Moon landing: Obama greets Apollo 11 crew

Edwin 'Buzz' Aldrin, Michael Collins and Neil Armstrong; Barack Obama

But the President has nothing to say about future manned flights to the Moon or Mars

BY Jack Bremer LAST UPDATED AT 09:58 ON Tue 21 Jul 2009

To mark the 40th anniversary of man walking on the Moon, President Barack Obama invited the three crew members of Apollo 11 to the Oval Office yesterday and vowed to make the mathematics and science skills that sent Buzz Aldrin, Michael Collins and Neil Armstrong (pictured above, left to right) 500,000 miles into space "cool again".

But he was unable to make any promises to the three men about America's future plans for manned space exploration - either back to the Moon, as Armstrong favours, or on to Mars, as Aldrin and Collins have been advocating.

Obama was a seven-year-old living in Hawaii when Armstrong and Aldrin stepped onto the Moon on July 20, 1969. He recalled sitting on his grandfather's shoulders and gazing out to sea when, four days later, the Apollo command module splashed down safely in the Pacific Ocean about 900 miles to the south.

"I remember waving American flags and my grandfather telling me that the Apollo mission was an example of how Americans can do anything they put their minds to," Obama told the astronauts, now approaching their 80th birthdays.

In Britain, because of the time difference, the anniversary is today: Armstrong took his first step just before at 3.56 am BST.

Intriguing in retrospect, the newspaper headline writers did not all jump on Armstrong's famous words "That's one small step for man, one giant leap for mankind". Instead, the science journalists reporting from Houston seemed more intent on telling readers what the Moon was like.

Hence the New York Times headline was: 'Astronauts land on plain; collect rocks, plant flag' followed by the equally un-catchy sub-heading: 'A powdery surface is closely examined'. This picked up on Armstrong's immediate comments about the surface of the Moon. It was, he told Houston, "like a very fine powder, a very fine grain surface" and it had "a soft beauty all its own, like some desert of the United States".

The Daily Telegraph, which quaintly referred to Armstrong and Aldrin as 'lunarnauts' not astronauts, headlined its report: 'Americans walk on the Moon' with the sub-heading: "It has a soft beauty all its own".

In a sidebar from Houston, the paper reported Armstrong's 'One small step' line, commenting: "These were probably words that will be remembered for ages to comes and be learned by schoolchildren a thousand years from now." · 

Comments

How about a no brainer for the Obama Adminstration. A cheap and cheerful $300m project that will send a low flying satellite into lunar orbit-to take high definition video of the US flag (and the lunar rovers etc) on the moon surface-to be posted live on the internet upon every orbit,every 24 hours (they already have satellites that can read car number plates from space). It would put a lot of mullahs, jihadists and khilafatists out of business and prevent several hundred thousand young men from being sucked into fundamentalism by such dinosaurs.
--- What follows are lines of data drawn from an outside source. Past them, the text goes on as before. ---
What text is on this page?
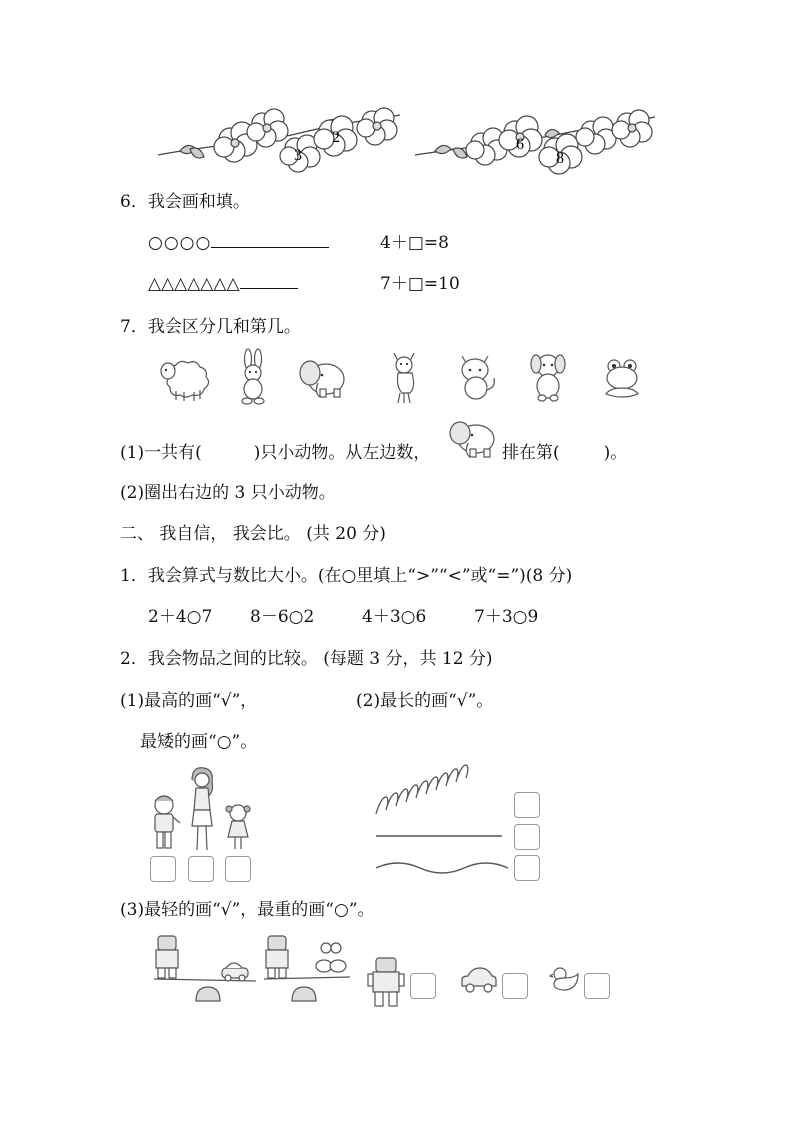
3
2	6
8
6．我会画和填。
○○○○	4＋□=8
△△△△△△△	7＋□=10
7．我会区分几和第几。
(1)一共有(	)只小动物。从左边数，	排在第(	)。
(2)圈出右边的 3 只小动物。
二、 我自信， 我会比。 (共 20 分)
1．我会算式与数比大小。(在○里填上“>”“<”或“=”)(8 分)
2＋4○7 8－6○2	4＋3○6	7＋3○9
2．我会物品之间的比较。 (每题 3 分，共 12 分)
(1)最高的画“√”，	(2)最长的画“√”。
最矮的画“○”。
(3)最轻的画“√”，最重的画“○”。
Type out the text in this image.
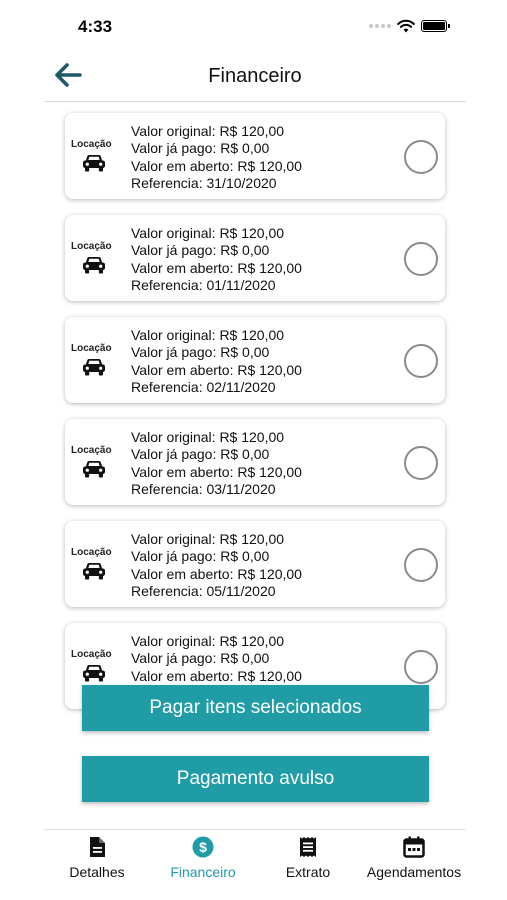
4:33
Financeiro
Locação
Valor original: R$ 120,00
Valor já pago: R$ 0,00
Valor em aberto: R$ 120,00
Referencia: 31/10/2020
Locação
Valor original: R$ 120,00
Valor já pago: R$ 0,00
Valor em aberto: R$ 120,00
Referencia: 01/11/2020
Locação
Valor original: R$ 120,00
Valor já pago: R$ 0,00
Valor em aberto: R$ 120,00
Referencia: 02/11/2020
Locação
Valor original: R$ 120,00
Valor já pago: R$ 0,00
Valor em aberto: R$ 120,00
Referencia: 03/11/2020
Locação
Valor original: R$ 120,00
Valor já pago: R$ 0,00
Valor em aberto: R$ 120,00
Referencia: 05/11/2020
Locação
Valor original: R$ 120,00
Valor já pago: R$ 0,00
Valor em aberto: R$ 120,00
Pagar itens selecionados
Pagamento avulso
Detalhes
$
Financeiro	Extrato	Agendamentos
A biggest bang for the buck in the fight with the forces against modernisation and the war on terror. Why,they could even get commercial sponsorship from the shaving blade manufacturers considering the number of mullah dinosaurs who would then have to shave off their beards! The conspiracy theorists will also be grateful as they will then be able to concentrate on 9-11 and Elvis sightings instead! And yes, 40 years on, everyone (not just the conspiracy theorists) wants to know if the flag and lunar rovers are still there ?! Really $300m to extend the product life cycle of America's greatness, its a no brainer.